His assistant, Gaylord, chimed in. “Givin’ your praise to the Almighty Lord,” he said.

“That’s it,” Marbury said.

“That’s what it’s all about.”

“That’s how we live our lives.”

It was the eve of the first day of Knicks training camp. Marbury was registered at the hotel as “JCIMS.” The initials stand for “Jesus Christ Is My Savior,” which contrasted with the self-aggrandizing travel monikers Marbury used to give himself, variations on his “Starbury” nickname. He seemed genuinely excited about the Knicks and his own rebirth. “This is the most I’ve ever looked forward to playing a season in the NBA, by far,” he said. We spoke for two hours, and Marbury was by turns effusive, defensive, and simply bizarre. We talked about the day this summer he was born again, June 29. We talked about the Bible. “I’m in Genesis,” he said. “I’m reading from the front of the book. Genesis is hot.” He invited me to church with him in Canarsie.

We never made it. Marbury soon told me he was cutting off access because I’d contacted his assistant without his permission. Which seemed backward, of course, but given that he was apparently not really as happy about the Knicks as he indicated, maybe keeping me away was a good idea. Last week, just five games into the Knicks’ season, Marbury heard he was being benched. After confronting coach Isiah Thomas on a plane to Phoenix and allegedly telling teammates he couldn’t be benched because he had dirt on Thomas, Marbury skipped the Suns game. There was immediate speculation that the Knicks would get rid of him somehow, and it continued even as he rejoined the team in L.A. on Wednesday. He’s due to make the league-maximum $42 million through next season—but his skills are in decline, and there’s little chance another team will trade for him. It’s possible the Knicks could buy him out of his contract for a lump sum, which would allow him to sign a new contract with a different club.

The situation was unexpected, even given the Knicks’ turmoil-filled recent history. Marbury was Thomas’s first major acquisition as team president. Bringing the Coney Island product home had earned him instant credibility with Knicks fans, and Thomas stuck with Marbury over the ensuing years of disappointment. The two were further linked during the Anucha Browne Sanders sexual-harassment lawsuit. In testimony, Marbury described an extramarital tryst with an intern outside a strip club, admitted calling Sanders a “bitch,” and then left the courthouse singing.

The case revealed the Knicks to be an organization given over to nepotistic unemployables and the cast of Porky’s, and it appears Marbury is the fall guy. That’s too bad—he doesn’t deserve the blame nearly as much as Thomas and Madison Square Garden chairman James Dolan, the very two people whose meeting Sunday night may have led to the decision to bench him.
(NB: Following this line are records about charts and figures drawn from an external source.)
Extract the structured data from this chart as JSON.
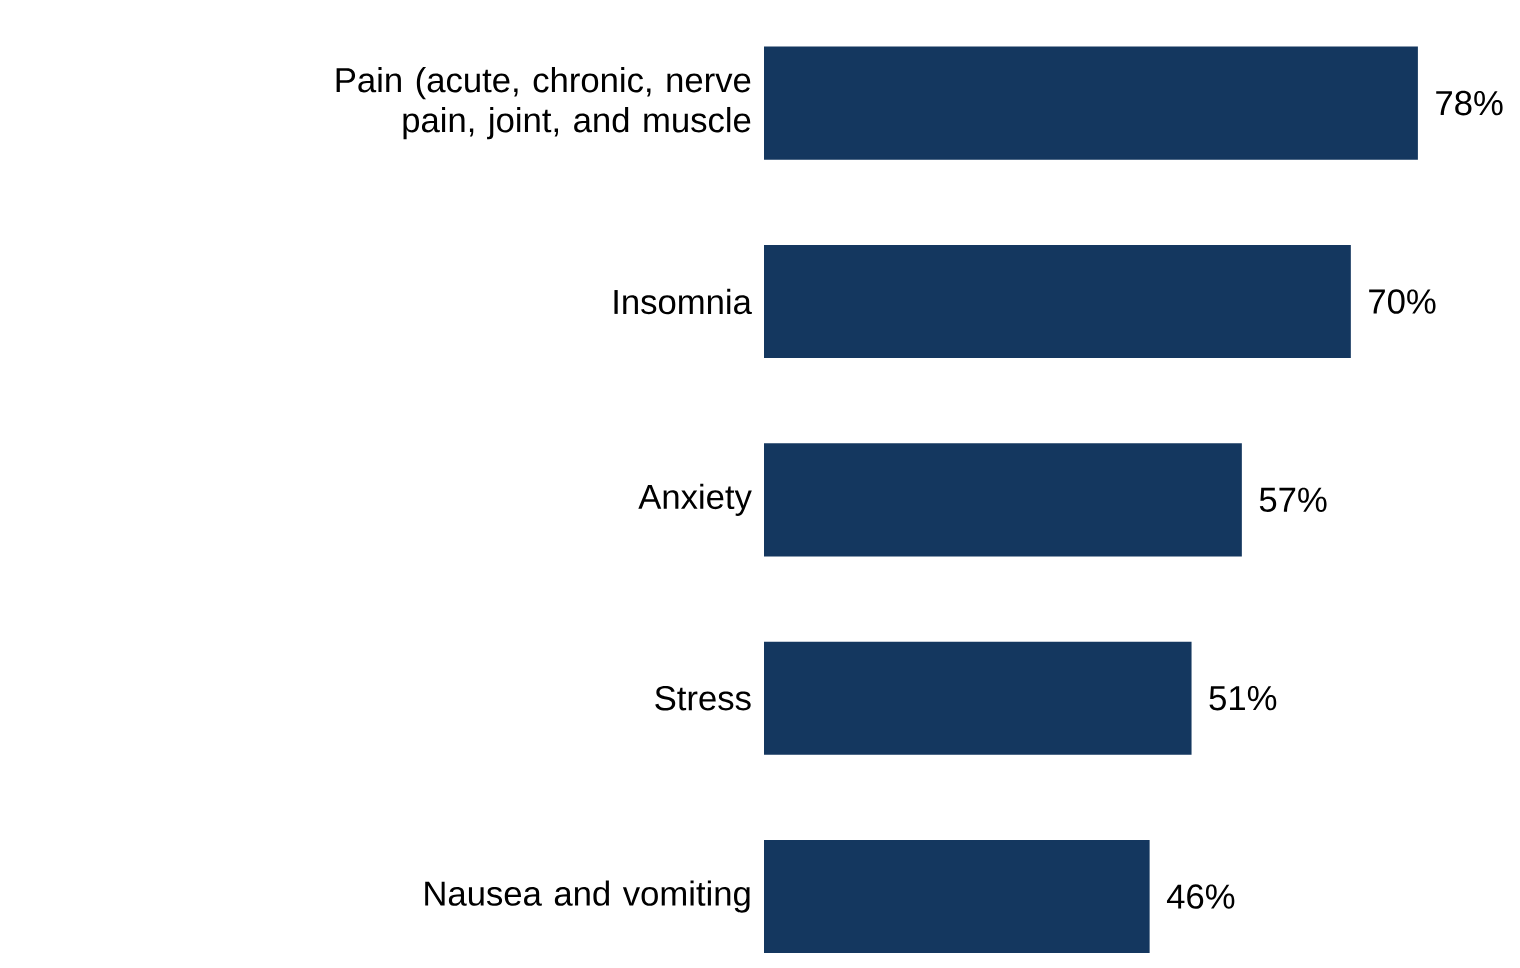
{
  "chart_data": {
    "type": "bar",
    "orientation": "horizontal",
    "categories": [
      "Pain (acute, chronic, nerve pain, joint, and muscle",
      "Insomnia",
      "Anxiety",
      "Stress",
      "Nausea and vomiting"
    ],
    "values": [
      78,
      70,
      57,
      51,
      46
    ],
    "value_labels": [
      "78%",
      "70%",
      "57%",
      "51%",
      "46%"
    ],
    "color": "#14375f"
  }
}
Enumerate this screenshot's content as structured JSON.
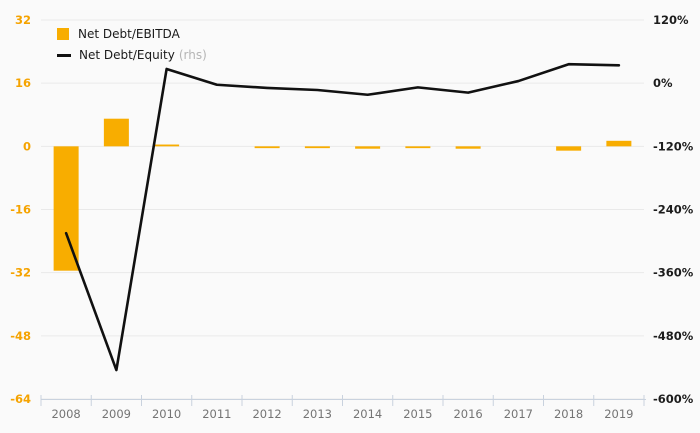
{
  "chart_data": {
    "type": "bar+line combo",
    "categories": [
      "2008",
      "2009",
      "2010",
      "2011",
      "2012",
      "2013",
      "2014",
      "2015",
      "2016",
      "2017",
      "2018",
      "2019"
    ],
    "series": [
      {
        "name": "Net Debt/EBITDA",
        "type": "bar",
        "axis": "left",
        "color": "#f8ad00",
        "values": [
          -31.5,
          7,
          0.3,
          0,
          -0.3,
          -0.3,
          -0.6,
          -0.4,
          -0.6,
          0,
          -1.1,
          1.4
        ]
      },
      {
        "name": "Net Debt/Equity",
        "type": "line",
        "axis": "right",
        "axis_note": "(rhs)",
        "color": "#111111",
        "values": [
          -285,
          -545,
          27,
          -3,
          -9,
          -13,
          -22,
          -8,
          -18,
          4,
          36,
          34
        ]
      }
    ],
    "left_axis": {
      "ticks": [
        32,
        16,
        0,
        -16,
        -32,
        -48,
        -64
      ],
      "range": [
        -64,
        32
      ],
      "label_color": "#f5a300"
    },
    "right_axis": {
      "ticks": [
        "120%",
        "0%",
        "-120%",
        "-240%",
        "-360%",
        "-480%",
        "-600%"
      ],
      "tick_values": [
        120,
        0,
        -120,
        -240,
        -360,
        -480,
        -600
      ],
      "range": [
        -600,
        120
      ],
      "label_color": "#1d1d1d"
    },
    "x_axis": {
      "label_color": "#747474",
      "line_color": "#c9d2de"
    },
    "grid": {
      "on": true,
      "color": "#e9e9e9"
    },
    "legend_position": "top-left",
    "title": ""
  },
  "legend": {
    "items": [
      {
        "label": "Net Debt/EBITDA"
      },
      {
        "label": "Net Debt/Equity",
        "suffix": "(rhs)"
      }
    ]
  }
}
That isn’t to say Marbury hasn’t gone around the bend. His courthouse performance and deteriorating play were only part of the problem. “I think he’s lost his mind,” says Jeffrey “Slice” Morton, an old friend who lived with Marbury during his rookie year in Minnesota until the two had a falling-out and who now speaks with him only intermittently. “He says he’s seen the light, but people that are saved don’t act the way he acts. I think he’s confused.”
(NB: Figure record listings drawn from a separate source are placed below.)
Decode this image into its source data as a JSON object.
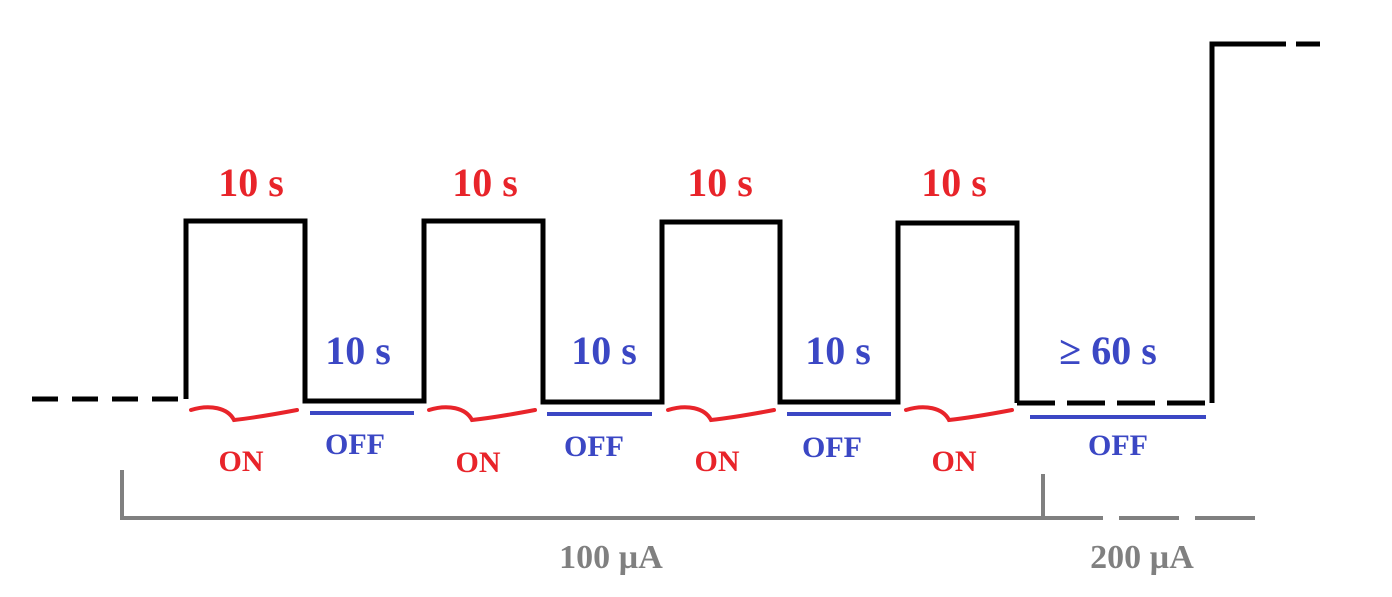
{
  "colors": {
    "waveform": "#000000",
    "on": "#e8242a",
    "off": "#3b47c4",
    "current": "#808080"
  },
  "on_pulses": [
    {
      "duration_label": "10 s",
      "state_label": "ON"
    },
    {
      "duration_label": "10 s",
      "state_label": "ON"
    },
    {
      "duration_label": "10 s",
      "state_label": "ON"
    },
    {
      "duration_label": "10 s",
      "state_label": "ON"
    }
  ],
  "off_intervals": [
    {
      "duration_label": "10 s",
      "state_label": "OFF"
    },
    {
      "duration_label": "10 s",
      "state_label": "OFF"
    },
    {
      "duration_label": "10 s",
      "state_label": "OFF"
    },
    {
      "duration_label": "≥ 60 s",
      "state_label": "OFF"
    }
  ],
  "current_levels": [
    {
      "label": "100 µA"
    },
    {
      "label": "200 µA"
    }
  ]
}
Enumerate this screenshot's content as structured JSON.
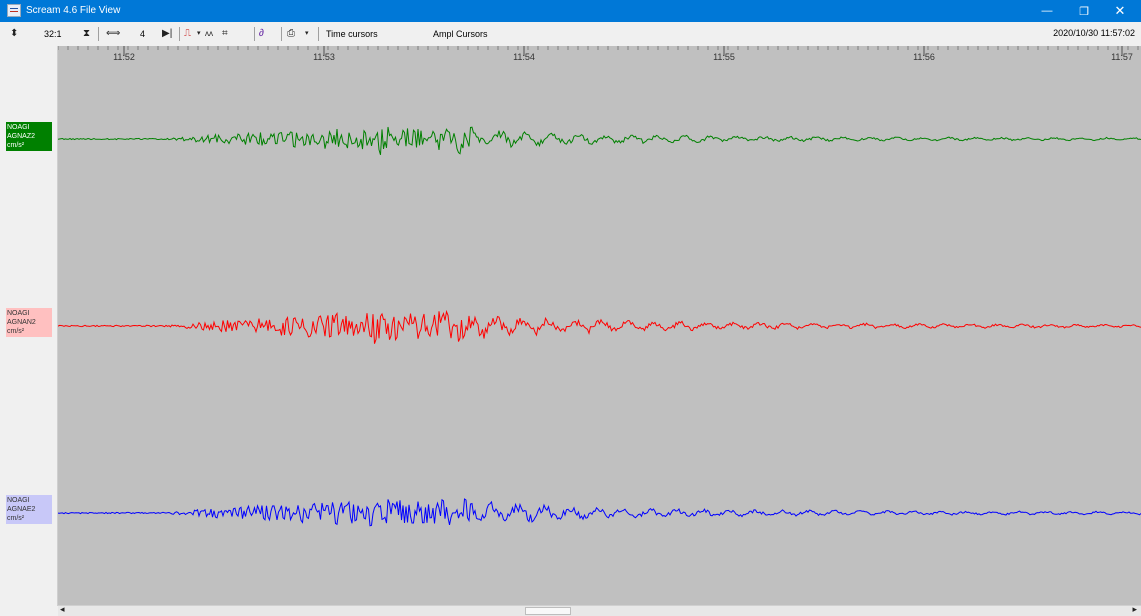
{
  "window": {
    "title": "Scream 4.6 File View",
    "controls": {
      "minimize": "—",
      "restore": "❐",
      "close": "✕"
    }
  },
  "toolbar": {
    "compression": "32:1",
    "gain": "4",
    "time_cursors": "Time cursors",
    "ampl_cursors": "Ampl Cursors",
    "datetime": "2020/10/30 11:57:02"
  },
  "time_axis": {
    "ticks": [
      "11:52",
      "11:53",
      "11:54",
      "11:55",
      "11:56",
      "11:57"
    ]
  },
  "channels": [
    {
      "station": "NOAGI",
      "component": "AGNAZ2",
      "units": "cm/s²",
      "color": "#008000",
      "label_bg": "#008000",
      "label_fg": "#ffffff"
    },
    {
      "station": "NOAGI",
      "component": "AGNAN2",
      "units": "cm/s²",
      "color": "#ff0000",
      "label_bg": "#ffc0c0",
      "label_fg": "#333333"
    },
    {
      "station": "NOAGI",
      "component": "AGNAE2",
      "units": "cm/s²",
      "color": "#0000ff",
      "label_bg": "#c8c8f8",
      "label_fg": "#333333"
    }
  ],
  "colors": {
    "plot_background": "#c0c0c0",
    "titlebar": "#0078d7"
  }
}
Marbury may be crazy, but he’s no one’s fool. As Morton also observed, in reference to Marbury’s “Coney Island’s Finest” tattoo, “Stephon is gonna do anything in his power to be the finest, manipulating, destroying, conniving—whatever he’s gotta do.” It may be distasteful, it may be incredibly selfish, and it may be conveyed verbally via non sequiturs, but his style does get a certain kind of results. Marbury himself had admitted as much. In the midst of our upbeat Charleston conversation about religion and the new season, he raised the subject of his reputation for selfishness.

“If I didn’t play the way how I played, I wouldn’t have gotten no max contract,” he said. “They can talk about whatever they wanna talk about me, because I got maxed. I’m a max player. Don’t get mad at me, because I’m telling you what’s real. One plus one is two, all day long, and it’s never gonna change. And that’s factorial.”